Atlantic magazine has an article about the difficulty of providing 120 volt AC power at each seat to charge passenger laptops. Clearly the Atlantic people are journalism majors who have trouble changing lightbulbs. (How many J school students does it take to change a light bulb? Five, one to hold the bulb and four to rotate the stepladder.)
Allow 100 watts per laptop charger on a 200 seat aircraft and you have 20,000 watts, about what five electric kitchen ranges take. It's a respectable amount of power but nothing that the jet engines cannot provide. The engine drives an AC alternator thru a power takeoff shaft. In fact airliners since the DC-6 (and maybe earlier) have 115 volt AC alternators, one on each engine. There is plenty of power available to drive the alternator. A 20 Kilowatt alternator only needs 26 horsepower to turn it and jet engines furnish thousands of horsepower.
In fact, it's only a matter of wiring up each seat. All jetliners currently generate 120 Volt AC power at 400 cycles per second (hertz). 60 cycle electrical equipment works just fine on 400 cycle power. We used to operate delicate electronic test equipment out on the flight line off 400 cycle power. Worked fine and lasts a long time.

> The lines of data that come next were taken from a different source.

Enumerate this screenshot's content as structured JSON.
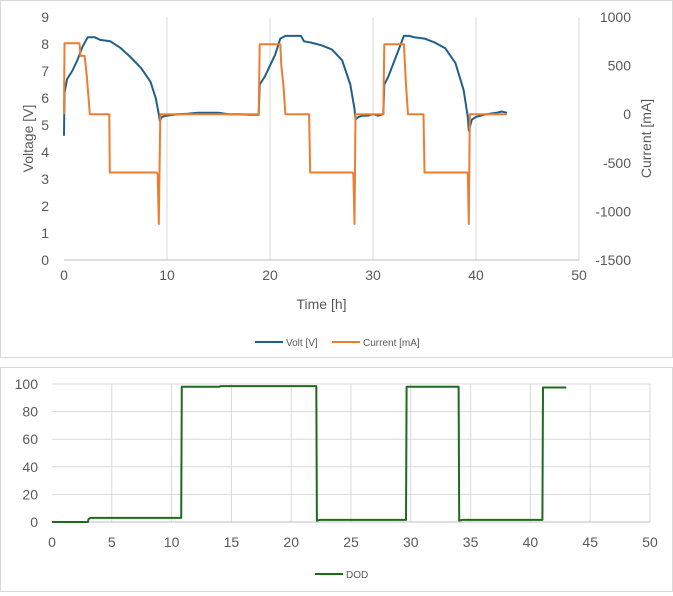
{
  "chart_data": [
    {
      "type": "line",
      "xlabel": "Time [h]",
      "ylabel": "Voltage [V]",
      "y2label": "Current [mA]",
      "xlim": [
        0,
        50
      ],
      "ylim": [
        0,
        9
      ],
      "y2lim": [
        -1500,
        1000
      ],
      "xticks": [
        "0",
        "10",
        "20",
        "30",
        "40",
        "50"
      ],
      "yticks": [
        "0",
        "1",
        "2",
        "3",
        "4",
        "5",
        "6",
        "7",
        "8",
        "9"
      ],
      "y2ticks": [
        "1000",
        "500",
        "0",
        "-500",
        "-1000",
        "-1500"
      ],
      "grid": "vertical",
      "legend": "bottom",
      "series": [
        {
          "name": "Volt [V]",
          "axis": "left",
          "color": "#1f5f8b",
          "points": [
            [
              0,
              4.6
            ],
            [
              0.05,
              6.2
            ],
            [
              0.3,
              6.7
            ],
            [
              0.8,
              7.0
            ],
            [
              1.3,
              7.4
            ],
            [
              1.8,
              7.9
            ],
            [
              2.3,
              8.25
            ],
            [
              3.0,
              8.25
            ],
            [
              3.5,
              8.15
            ],
            [
              4.5,
              8.1
            ],
            [
              5.5,
              7.85
            ],
            [
              6.5,
              7.5
            ],
            [
              7.5,
              7.1
            ],
            [
              8.4,
              6.6
            ],
            [
              8.9,
              6.0
            ],
            [
              9.2,
              5.4
            ],
            [
              9.3,
              5.15
            ],
            [
              9.5,
              5.3
            ],
            [
              10,
              5.35
            ],
            [
              11,
              5.4
            ],
            [
              12,
              5.42
            ],
            [
              13,
              5.45
            ],
            [
              14,
              5.45
            ],
            [
              15,
              5.45
            ],
            [
              16,
              5.4
            ],
            [
              17,
              5.4
            ],
            [
              18,
              5.38
            ],
            [
              18.9,
              5.38
            ],
            [
              19.0,
              6.5
            ],
            [
              19.5,
              6.8
            ],
            [
              20,
              7.2
            ],
            [
              20.5,
              7.6
            ],
            [
              21,
              8.2
            ],
            [
              21.5,
              8.3
            ],
            [
              22.5,
              8.3
            ],
            [
              23.0,
              8.3
            ],
            [
              23.3,
              8.1
            ],
            [
              24,
              8.05
            ],
            [
              25,
              7.95
            ],
            [
              26,
              7.8
            ],
            [
              27,
              7.4
            ],
            [
              27.8,
              6.5
            ],
            [
              28.2,
              5.6
            ],
            [
              28.3,
              5.2
            ],
            [
              28.6,
              5.3
            ],
            [
              29,
              5.35
            ],
            [
              29.5,
              5.35
            ],
            [
              30,
              5.4
            ],
            [
              30.5,
              5.35
            ],
            [
              31.0,
              5.4
            ],
            [
              31.1,
              6.5
            ],
            [
              31.5,
              6.8
            ],
            [
              32,
              7.3
            ],
            [
              32.5,
              7.8
            ],
            [
              33,
              8.3
            ],
            [
              33.5,
              8.3
            ],
            [
              34,
              8.25
            ],
            [
              35,
              8.2
            ],
            [
              36,
              8.05
            ],
            [
              37,
              7.85
            ],
            [
              38,
              7.3
            ],
            [
              38.8,
              6.3
            ],
            [
              39.2,
              5.3
            ],
            [
              39.3,
              4.8
            ],
            [
              39.6,
              5.2
            ],
            [
              40,
              5.3
            ],
            [
              41,
              5.4
            ],
            [
              42,
              5.45
            ],
            [
              42.5,
              5.5
            ],
            [
              43,
              5.45
            ]
          ]
        },
        {
          "name": "Current [mA]",
          "axis": "right",
          "color": "#ed7d31",
          "points": [
            [
              0,
              0
            ],
            [
              0.05,
              730
            ],
            [
              1.5,
              730
            ],
            [
              1.6,
              600
            ],
            [
              2.0,
              600
            ],
            [
              2.2,
              400
            ],
            [
              2.4,
              150
            ],
            [
              2.5,
              0
            ],
            [
              4.4,
              0
            ],
            [
              4.45,
              -600
            ],
            [
              9.0,
              -600
            ],
            [
              9.1,
              -620
            ],
            [
              9.2,
              -1130
            ],
            [
              9.35,
              0
            ],
            [
              18.9,
              0
            ],
            [
              19.0,
              720
            ],
            [
              21.0,
              720
            ],
            [
              21.1,
              500
            ],
            [
              21.3,
              300
            ],
            [
              21.5,
              0
            ],
            [
              23.8,
              0
            ],
            [
              23.9,
              -600
            ],
            [
              28.0,
              -600
            ],
            [
              28.1,
              -620
            ],
            [
              28.2,
              -1130
            ],
            [
              28.3,
              0
            ],
            [
              31.0,
              0
            ],
            [
              31.1,
              720
            ],
            [
              33.0,
              720
            ],
            [
              33.2,
              300
            ],
            [
              33.4,
              0
            ],
            [
              34.9,
              0
            ],
            [
              35.0,
              -600
            ],
            [
              39.2,
              -600
            ],
            [
              39.3,
              -1130
            ],
            [
              39.4,
              0
            ],
            [
              43,
              0
            ]
          ]
        }
      ]
    },
    {
      "type": "line",
      "xlim": [
        0,
        50
      ],
      "ylim": [
        0,
        100
      ],
      "xticks": [
        "0",
        "5",
        "10",
        "15",
        "20",
        "25",
        "30",
        "35",
        "40",
        "45",
        "50"
      ],
      "yticks": [
        "0",
        "20",
        "40",
        "60",
        "80",
        "100"
      ],
      "grid": "both",
      "legend": "bottom",
      "series": [
        {
          "name": "DOD",
          "color": "#1e6b1e",
          "points": [
            [
              0,
              0
            ],
            [
              3.0,
              0
            ],
            [
              3.05,
              2
            ],
            [
              3.2,
              3
            ],
            [
              10.8,
              3
            ],
            [
              10.85,
              98
            ],
            [
              14,
              98
            ],
            [
              14.1,
              98.5
            ],
            [
              22.1,
              98.5
            ],
            [
              22.15,
              1
            ],
            [
              22.4,
              1.5
            ],
            [
              29.6,
              1.5
            ],
            [
              29.65,
              98
            ],
            [
              34.0,
              98
            ],
            [
              34.05,
              1
            ],
            [
              34.3,
              1.5
            ],
            [
              41.0,
              1.5
            ],
            [
              41.05,
              97.5
            ],
            [
              43,
              97.5
            ]
          ]
        }
      ]
    }
  ]
}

So, all that is required to bring laptop charging outlets to all the passengers in coach is will on the part of the airlines. Doing it right would be to have Boeing and Airbus do an engineering change order (ECO) to fit a passenger charger alternator into a couple of engine nacelles and do a cabin wiring diagram. An ECO of this nature would have to be reviewed by FAA for safety and and that takes time, but it's doable. Installation would take the plane out of revenue service for three or four days. Not cheap.
Cheaper for a small outfit like Virgin Atlantic, would be to just wire the cabin, and either install an inverter to convert aircraft power to 60 cycle AC or just run 400 cycle aircraft power to the seats. Cabin wiring can be customized by each airline and changes, like laptop charger circuits, probably do not require FAA approval. That's the low cost way to go.
As soon as one airline decides that offering laptop charger plugs will bring in business, they will put 'em in. As long as the airlines think the passengers don't care all that much, they won't. It's a matter of economics, not technology.